Im lauf der zeit (Ich bin meine Geschichte)

Wim Wenders 1976

L’extase primale, celle dont on ne se remet pas vraiment, c’est la photographie. Ici c’est Wenders lui-même, avec Robby Müller (aussi Paris Texas, Dead Man et Ghost Dog de Jarmush). Ça m’a fait le même effet que Persona de Bergman (Sven Nykvist photographie, aussi sur le Sacrifice de Tarkovsky). Apprentissage du profane que je suis, donc : on cherche à comprendre, alors qu’on éprouve encore, alors qu’on est impressionné, littéralement, pas l’image du film et tout ce qu’elle déclenche en soi.

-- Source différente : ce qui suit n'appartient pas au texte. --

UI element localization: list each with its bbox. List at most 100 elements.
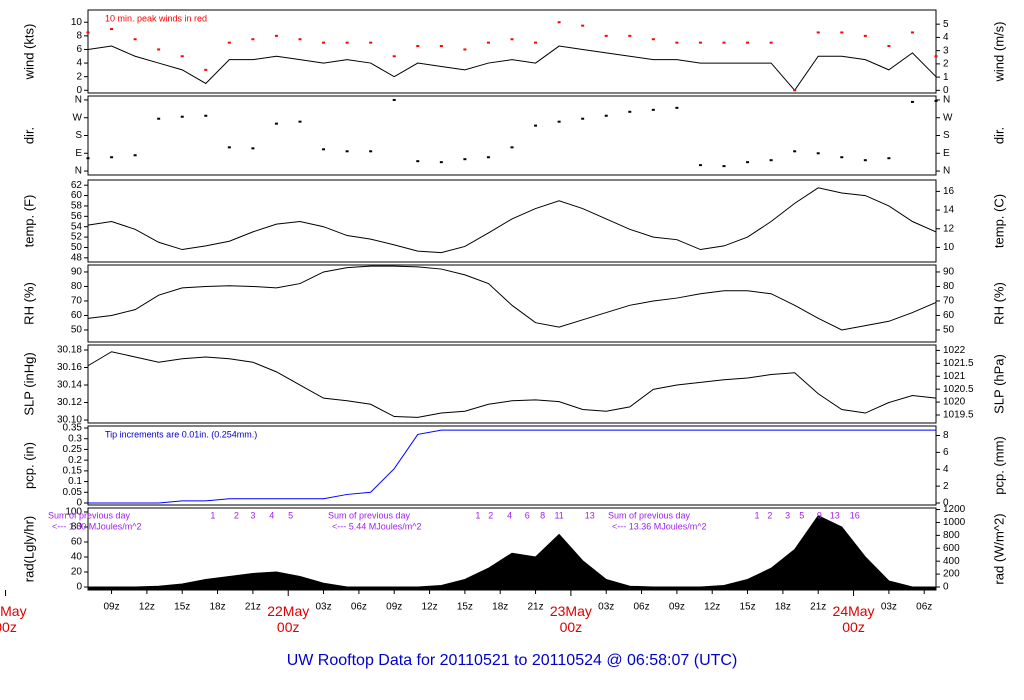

Musique lente, paysage lent, errance sur fond de gris lumineux, le noir et blanc est encore plus beau que dans Alice in den Städten. Le film s’étire, l’été, le long de la frontière de la RDA d’alors, entre Lünebug (Basse-Saxe) et Hof (Bavière). Entre deux nulle part, ‘west of no east’. La photo est telle que tout est émouvant, le grain de bardeaux de bois sur un mur, des bateaux en papier qui flottent sur l’eau noire d’une rivière, et les paysages, bien sûr, qui s’ouvrent métaphoriquement sur l’Est qui devient un Ouest bizarre, un horizon, une ambition, une recherche. Ils ouvrent sur une errance magnifique, Rimbaud, Kerouac. L’existence pure, sauvage, fragile, traversée par toutes les émotions en même temps qu’une puissance tranquille, du voyage. Mieux, du mouvement, du vecteur qui est la pure force de l’âme nourrie par la substance même du monde.

Im Lauf der Zeit. C’est la même chose que ça ( Rimbaud Mars 1870) :

Je ne parlerai pas, je ne penserai rien :
Mais l’amour infini me montera dans l’âme,
Et j’irai loin, bien loin, comme un bohémien,
Par la Nature, – heureux comme avec une femme.